Topic: Personality and Self - Psychologists', Sociologists' and Anthropologists' theories about the person, the individual, the self, the actor, the one who behaves (and misbehaves).
Topic: Behavior within families and small social groups
Location: Classroom

Text Readings - Chapters 9 through 15 - life cycle correlations

Field Assignment - Visit and observe three thresholds - those places where the 'social environment' changes to another 'social environment'. This week I want each student to observe a minimum of three (maximum, 5) entrances, reception centers, admission departments, lobbies, ticket gates, vestibules, foyers, doorways - any space that is on the border, the frontier between two socially distinct places. Visit the entrance of a welfare office, visit the entrance of a law office, visit the entrance of a courtroom, a hospital, an ER, a high rise office building, a police station etc.Try to find places where it is possible for you to observe social interaction occurring at the threshold. Spend 15 or 20 minutes at each place, observing the rituals of welcomes, restraints, admission, turn-aways. Observe from both sides of the threshold if possible; note well your own position (where you 'belong' in this local scheme of things), note how the transition is made, note how people are 'treated' both the 'controllers' of the spaces and the 'visitors' to the place.
Writing Assignment - write up your observations same as last week Be careful to define three things about each observation - the social environment of the "outside", the threshold, and the social environment of the inside.
Internet Discussion - How is conduct (human behavior) and social environment related.
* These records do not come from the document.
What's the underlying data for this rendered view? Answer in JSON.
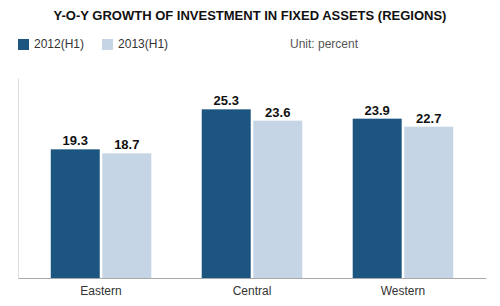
{
  "chart_data": {
    "type": "bar",
    "title": "Y-O-Y GROWTH OF INVESTMENT IN FIXED ASSETS (REGIONS)",
    "categories": [
      "Eastern",
      "Central",
      "Western"
    ],
    "series": [
      {
        "name": "2012(H1)",
        "color": "#1b5580",
        "values": [
          19.3,
          25.3,
          23.9
        ]
      },
      {
        "name": "2013(H1)",
        "color": "#c5d5e5",
        "values": [
          18.7,
          23.6,
          22.7
        ]
      }
    ],
    "annotations": [
      "Unit: percent"
    ],
    "ylim": [
      0,
      30
    ],
    "grid": false,
    "legend": "upper left",
    "data_labels": true,
    "tick_labels": "x"
  }
}
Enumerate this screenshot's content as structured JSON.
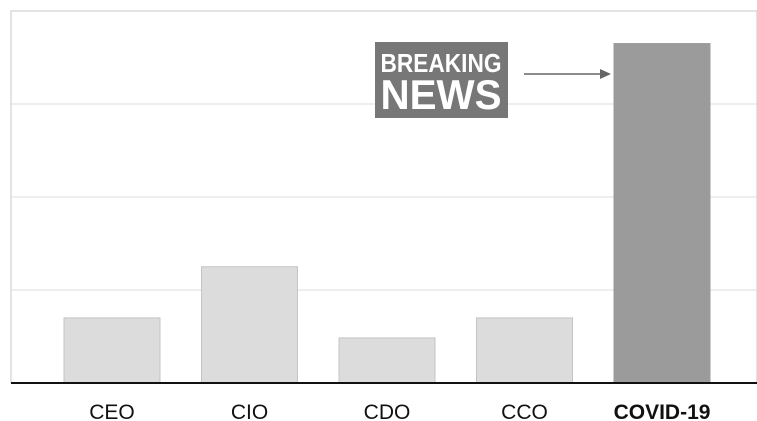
{
  "chart_data": {
    "type": "bar",
    "title": "",
    "xlabel": "",
    "ylabel": "",
    "categories": [
      "CEO",
      "CIO",
      "CDO",
      "CCO",
      "COVID-19"
    ],
    "values": [
      1.4,
      2.5,
      0.97,
      1.4,
      7.3
    ],
    "highlight_category": "COVID-19",
    "ylim": [
      0,
      8
    ],
    "grid": true,
    "y_tick_labels_shown": false,
    "colors": {
      "bar": "#dcdcdc",
      "bar_border": "#c4c4c4",
      "highlight_bar": "#9b9b9b",
      "badge": "#777777",
      "arrow": "#666666",
      "grid": "#dddddd",
      "axis": "#111111"
    },
    "annotation": {
      "line1": "BREAKING",
      "line2": "NEWS",
      "points_to": "COVID-19"
    }
  }
}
Are they two different dimensions of, or ways of thinking about, the same matter? Is one possible without the other?

June2, 2009

Topic: Performances of People within Organizations, Institutions, Informational Systems, Economies and Nations. Trauma and Hurt - the experience of individuals; and Buffering and Buffeting - the functioning of groups/society.
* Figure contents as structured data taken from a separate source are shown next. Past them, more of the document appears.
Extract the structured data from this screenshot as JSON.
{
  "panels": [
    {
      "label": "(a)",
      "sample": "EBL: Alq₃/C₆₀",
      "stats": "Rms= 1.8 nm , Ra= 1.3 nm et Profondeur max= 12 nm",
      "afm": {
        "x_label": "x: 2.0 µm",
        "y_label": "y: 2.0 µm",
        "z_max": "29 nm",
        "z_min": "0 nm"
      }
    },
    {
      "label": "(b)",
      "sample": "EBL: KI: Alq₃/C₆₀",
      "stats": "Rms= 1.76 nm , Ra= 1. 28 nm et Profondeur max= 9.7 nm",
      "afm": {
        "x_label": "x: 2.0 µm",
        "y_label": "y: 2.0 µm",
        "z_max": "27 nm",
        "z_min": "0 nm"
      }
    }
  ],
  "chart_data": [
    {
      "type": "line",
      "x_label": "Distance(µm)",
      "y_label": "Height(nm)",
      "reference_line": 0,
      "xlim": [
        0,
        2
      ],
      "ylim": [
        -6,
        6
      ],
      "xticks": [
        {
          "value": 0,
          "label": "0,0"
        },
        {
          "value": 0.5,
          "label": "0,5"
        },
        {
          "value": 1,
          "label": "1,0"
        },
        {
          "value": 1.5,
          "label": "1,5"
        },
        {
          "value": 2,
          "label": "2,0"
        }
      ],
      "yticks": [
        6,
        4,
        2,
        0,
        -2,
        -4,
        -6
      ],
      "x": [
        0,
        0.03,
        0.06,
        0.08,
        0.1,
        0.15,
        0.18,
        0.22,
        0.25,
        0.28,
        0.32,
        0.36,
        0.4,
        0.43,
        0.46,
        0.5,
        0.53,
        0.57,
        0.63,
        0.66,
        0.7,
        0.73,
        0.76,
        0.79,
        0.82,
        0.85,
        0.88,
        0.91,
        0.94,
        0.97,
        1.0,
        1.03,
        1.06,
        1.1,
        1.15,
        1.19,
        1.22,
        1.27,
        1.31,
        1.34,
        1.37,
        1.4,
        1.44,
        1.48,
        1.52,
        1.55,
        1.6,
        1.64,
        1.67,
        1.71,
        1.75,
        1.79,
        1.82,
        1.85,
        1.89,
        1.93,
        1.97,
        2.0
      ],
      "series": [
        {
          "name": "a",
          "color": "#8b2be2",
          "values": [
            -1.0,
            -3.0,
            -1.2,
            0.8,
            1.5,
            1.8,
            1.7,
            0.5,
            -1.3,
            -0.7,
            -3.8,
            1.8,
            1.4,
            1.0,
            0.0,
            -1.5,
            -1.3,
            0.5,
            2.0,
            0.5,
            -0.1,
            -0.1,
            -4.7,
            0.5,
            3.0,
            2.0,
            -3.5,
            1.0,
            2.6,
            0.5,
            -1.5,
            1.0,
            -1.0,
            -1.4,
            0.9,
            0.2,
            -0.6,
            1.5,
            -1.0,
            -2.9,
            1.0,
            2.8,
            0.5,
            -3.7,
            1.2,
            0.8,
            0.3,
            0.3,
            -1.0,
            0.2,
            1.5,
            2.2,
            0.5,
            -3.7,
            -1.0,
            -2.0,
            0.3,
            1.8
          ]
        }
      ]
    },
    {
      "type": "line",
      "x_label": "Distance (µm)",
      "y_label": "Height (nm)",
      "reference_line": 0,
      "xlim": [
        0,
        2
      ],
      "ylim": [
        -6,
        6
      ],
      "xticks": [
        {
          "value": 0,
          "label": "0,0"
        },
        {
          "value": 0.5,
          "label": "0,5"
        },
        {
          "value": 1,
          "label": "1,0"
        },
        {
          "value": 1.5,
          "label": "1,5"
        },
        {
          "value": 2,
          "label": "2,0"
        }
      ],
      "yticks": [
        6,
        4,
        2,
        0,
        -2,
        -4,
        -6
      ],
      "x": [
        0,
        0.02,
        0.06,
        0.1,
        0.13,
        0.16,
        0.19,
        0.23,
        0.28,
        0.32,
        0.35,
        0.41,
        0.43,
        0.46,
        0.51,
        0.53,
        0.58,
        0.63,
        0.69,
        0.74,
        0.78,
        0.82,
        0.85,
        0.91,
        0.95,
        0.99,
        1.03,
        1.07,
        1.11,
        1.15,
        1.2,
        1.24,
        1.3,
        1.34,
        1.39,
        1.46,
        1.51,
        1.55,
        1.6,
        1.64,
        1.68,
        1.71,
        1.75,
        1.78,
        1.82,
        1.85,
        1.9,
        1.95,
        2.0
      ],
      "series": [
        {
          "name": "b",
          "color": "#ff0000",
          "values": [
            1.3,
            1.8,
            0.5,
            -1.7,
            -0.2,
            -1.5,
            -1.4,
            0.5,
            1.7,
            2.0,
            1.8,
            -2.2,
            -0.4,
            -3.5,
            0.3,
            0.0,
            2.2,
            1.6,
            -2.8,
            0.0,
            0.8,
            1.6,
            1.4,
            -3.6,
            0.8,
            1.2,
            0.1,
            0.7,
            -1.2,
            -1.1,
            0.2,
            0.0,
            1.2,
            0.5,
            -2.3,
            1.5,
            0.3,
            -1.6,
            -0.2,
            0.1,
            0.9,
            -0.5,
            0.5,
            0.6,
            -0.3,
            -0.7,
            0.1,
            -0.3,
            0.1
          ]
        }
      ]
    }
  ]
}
Text Readings - Chapters 5, 7, 8, 16 and 17

Field assignment: Go back to the mall or shopping center that you went to on your first field assignment. Do the same thing that you did the first time. But now-what do you observe that you didn't see the first time?
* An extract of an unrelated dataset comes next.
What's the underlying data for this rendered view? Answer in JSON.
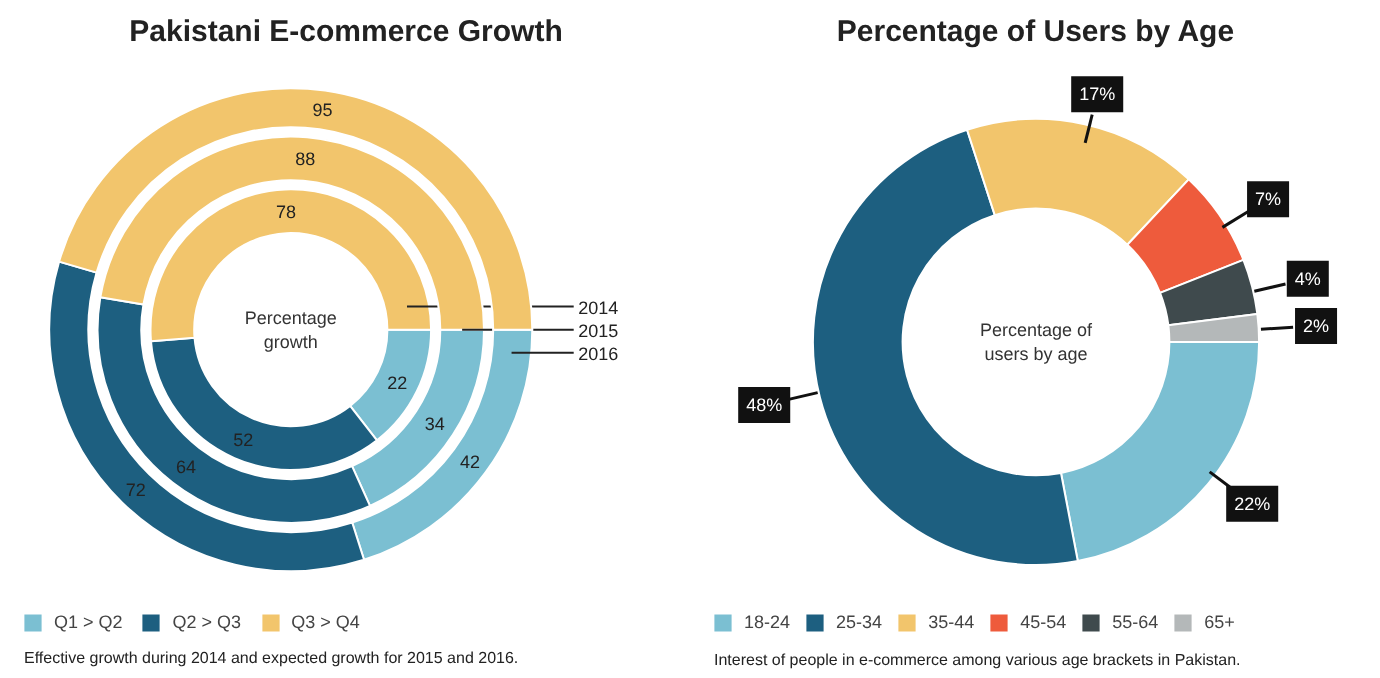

Writing Assignment - write up your observations. For this assignment report on your return to mall, but also reflect on the various field experiences that you have had over the past few weeks. Note whether or not, and how your capacity to 'see' social relationships - roles, statuses, powers - being expressed, affirmed, challenged, developed in the dynamic environments in which they occur.

Internet Discussion - What have you learned. How can you see things now, differently than you did 8 weeks ago. In what ways can this way of assessing the social/cultural/political milieu in which people act be of use to you in your work

June 9, 2009

"One Flew Over the Cuckoos Nest" Watch "One Flew over the Cuckoos Nest" Teacher will screen this movie in class today. If unable to stay for screening, rent a copy at Blockbusters, buy some popcorn and watch it this week at home. Take notes - I want you to observe what Erving Goffman called 'the definition of the situation' - the negotiation that goes on between people who are looking for each other's consent about the 'social environment' in which they are both embedded/embedding. This movie is partly about power, social power - the ability to define what is real, and the power to make that definition consequential - symbols have real, (and in the movie's case, tragic) consequences.
Writing Assignment - write up your observations of the movie.Post on the net

Field Assignment -no field assignment this week. Write up and post your final report.